メスティア自治体の山あいの村Khaldeに佇むKhaldeの救世主教会は、信仰と不屈の証です。標高1,900メートルに堂々と位置するこの19世紀の建物は、スレート石で造られたホール型の礼拝堂で、地域の波乱に満ちた歴史を静かに語りかけます。
19世紀後半、この地にかつてあった中世の教会は、1875–1876年のKhalde反乱の際にロシア軍によって破壊されるという悲劇に見舞われました。現在の教会は、破壊された中世の建物の礎の上に再建され、スヴァネティの人々のたくましさを象徴しています。
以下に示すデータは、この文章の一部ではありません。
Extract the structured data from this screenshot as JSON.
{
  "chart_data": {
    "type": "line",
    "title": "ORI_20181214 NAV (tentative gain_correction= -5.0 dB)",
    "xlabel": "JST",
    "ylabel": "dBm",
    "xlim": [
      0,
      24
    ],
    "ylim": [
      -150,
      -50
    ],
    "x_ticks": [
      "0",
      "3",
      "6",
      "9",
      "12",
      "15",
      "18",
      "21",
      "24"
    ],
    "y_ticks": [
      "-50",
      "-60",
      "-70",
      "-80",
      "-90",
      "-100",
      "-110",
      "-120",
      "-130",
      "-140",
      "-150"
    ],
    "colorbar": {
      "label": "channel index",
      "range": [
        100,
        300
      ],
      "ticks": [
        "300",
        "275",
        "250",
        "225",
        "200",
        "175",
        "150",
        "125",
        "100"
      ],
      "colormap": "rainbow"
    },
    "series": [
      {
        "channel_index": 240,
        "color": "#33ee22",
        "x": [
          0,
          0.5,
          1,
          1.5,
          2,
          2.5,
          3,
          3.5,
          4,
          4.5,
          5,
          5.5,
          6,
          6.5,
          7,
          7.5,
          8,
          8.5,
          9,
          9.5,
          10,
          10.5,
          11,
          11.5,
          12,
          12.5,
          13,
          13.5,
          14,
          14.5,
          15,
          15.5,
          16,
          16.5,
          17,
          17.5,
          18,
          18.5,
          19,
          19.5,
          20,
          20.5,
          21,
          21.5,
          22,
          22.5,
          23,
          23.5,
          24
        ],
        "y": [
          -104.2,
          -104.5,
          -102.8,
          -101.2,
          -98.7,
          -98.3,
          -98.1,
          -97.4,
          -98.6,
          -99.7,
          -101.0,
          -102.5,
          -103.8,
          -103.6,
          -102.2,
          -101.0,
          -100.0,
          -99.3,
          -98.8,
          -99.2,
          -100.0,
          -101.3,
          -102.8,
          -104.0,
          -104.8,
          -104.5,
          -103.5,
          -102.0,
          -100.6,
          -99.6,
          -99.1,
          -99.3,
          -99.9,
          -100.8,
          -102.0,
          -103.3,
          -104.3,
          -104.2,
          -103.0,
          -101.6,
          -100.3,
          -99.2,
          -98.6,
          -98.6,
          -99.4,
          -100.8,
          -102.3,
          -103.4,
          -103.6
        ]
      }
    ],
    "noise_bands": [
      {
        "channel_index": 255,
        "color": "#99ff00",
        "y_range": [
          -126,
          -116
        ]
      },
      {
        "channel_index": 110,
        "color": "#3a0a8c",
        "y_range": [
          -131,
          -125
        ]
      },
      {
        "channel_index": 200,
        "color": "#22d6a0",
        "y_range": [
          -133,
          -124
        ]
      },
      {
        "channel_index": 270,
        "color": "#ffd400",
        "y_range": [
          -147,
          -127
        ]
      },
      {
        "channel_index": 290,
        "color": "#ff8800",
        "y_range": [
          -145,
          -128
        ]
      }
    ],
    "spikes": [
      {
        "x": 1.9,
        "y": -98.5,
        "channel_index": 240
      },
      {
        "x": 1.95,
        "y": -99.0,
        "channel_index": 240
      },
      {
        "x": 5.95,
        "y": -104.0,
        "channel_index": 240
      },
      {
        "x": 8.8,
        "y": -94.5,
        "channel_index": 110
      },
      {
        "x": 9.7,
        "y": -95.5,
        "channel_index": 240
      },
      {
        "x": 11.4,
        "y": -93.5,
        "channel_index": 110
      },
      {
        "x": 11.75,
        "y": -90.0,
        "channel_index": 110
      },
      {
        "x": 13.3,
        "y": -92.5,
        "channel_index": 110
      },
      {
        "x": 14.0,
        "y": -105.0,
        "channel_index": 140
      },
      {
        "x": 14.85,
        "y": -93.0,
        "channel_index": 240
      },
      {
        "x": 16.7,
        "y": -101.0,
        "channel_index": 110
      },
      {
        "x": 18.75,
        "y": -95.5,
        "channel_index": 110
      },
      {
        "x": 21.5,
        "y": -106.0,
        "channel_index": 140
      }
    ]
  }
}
綿密な保存・修復の取り組みにより、旧教会の遺構は新しい建物の装飾として取り入れられています。旧教会の軒飾り石は意匠として用いられ、西壁に設けられたアーチ型の入口は伝統的建築の名残を伝えます。
外観は厳しい山岳の気候に耐える堅牢な佇まいですが、内部には控えめで暖かな魅力があります。内外の漆喰は部分的に保存され、本来の趣を残しています。地元の木彫り職人Jaba Jokhadze寄贈の木製格子扉とイコノスタシスが加わり、教会全体の調和がいっそう高まっています。
教会の宝物の一つに、10世紀の金属細工による小さなSt. Georgeのイコンがあります。この歴史的な遺品は当時の工芸技術と信仰の深さを今に伝えています。
困難を乗り越えて蘇ったKhaldeの救世主教会は、スヴァネティの不屈の精神を体現する存在です。高地に建つその頑強な佇まいは、この土地の粘り強さと生命力を象徴し、訪れる人々に強い感動を与えます。